Do I lose my rights under the residential tenancies act if a receiver is appointed?

Normally no, but see the exceptional circumstances mentioned above.


----------



## SparkRite (31 Jul 2019)

Michellemac said:


> Quick question plz im living in my house for 8 years its a ras house but the landlady wasent paying her morgage and i got a court letter saying it had already gone to court without me knowing to explain my situation. Im to be out on friday thats 2 days time i put in a dispute to rtb board a month ago havent heard nothing bk. Threshold got me and extention of a month from the bank whos taking it back but now the date has came and counsil havent got any place for me im completly stressed as my psrtner hsd a stroke and weve no wete to go. Any advice



Please Do Not 'hi-jack' another's thread. This is regarded as extremely bad manners.

If you wish, start a thread of your own,please.


----------



## renter45 (1 Aug 2019)

SparkRite said:


> Please Do Not 'hi-jack' another's thread.
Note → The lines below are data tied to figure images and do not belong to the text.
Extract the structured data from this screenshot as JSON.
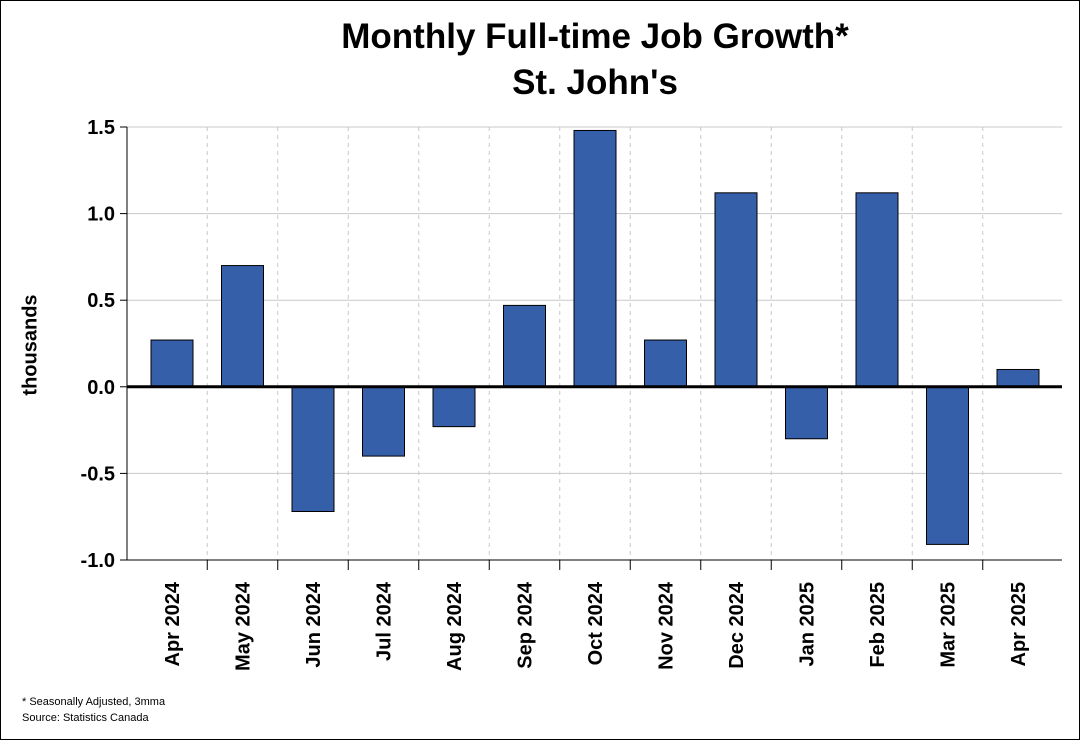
{
  "chart_data": {
    "type": "bar",
    "title": "Monthly Full-time Job Growth*",
    "subtitle": "St. John's",
    "xlabel": "",
    "ylabel": "thousands",
    "ylim": [
      -1.0,
      1.5
    ],
    "yticks": [
      -1.0,
      -0.5,
      0.0,
      0.5,
      1.0,
      1.5
    ],
    "ytick_labels": [
      "-1.0",
      "-0.5",
      "0.0",
      "0.5",
      "1.0",
      "1.5"
    ],
    "categories": [
      "Apr 2024",
      "May 2024",
      "Jun 2024",
      "Jul 2024",
      "Aug 2024",
      "Sep 2024",
      "Oct 2024",
      "Nov 2024",
      "Dec 2024",
      "Jan 2025",
      "Feb 2025",
      "Mar 2025",
      "Apr 2025"
    ],
    "values": [
      0.27,
      0.7,
      -0.72,
      -0.4,
      -0.23,
      0.47,
      1.48,
      0.27,
      1.12,
      -0.3,
      1.12,
      -0.91,
      0.1
    ],
    "bar_color": "#365fa9",
    "grid": true
  },
  "footnotes": {
    "note": "* Seasonally Adjusted, 3mma",
    "source": "Source: Statistics Canada"
  }
}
This is regarded as extremely bad manners.
> 
> If you wish, start a thread of your own,please.


Are you a moderator now?


----------



## SparkRite (1 Aug 2019)

renter45 said:


> Are you a moderator now?


You do not need to be a moderator to politely advise new posters about forum 'etiquette' .
I think most posters would find this helpful.

I do not appreciate the inherent sarcasm within your curt question which could be answered simply by looking at my profile.


----------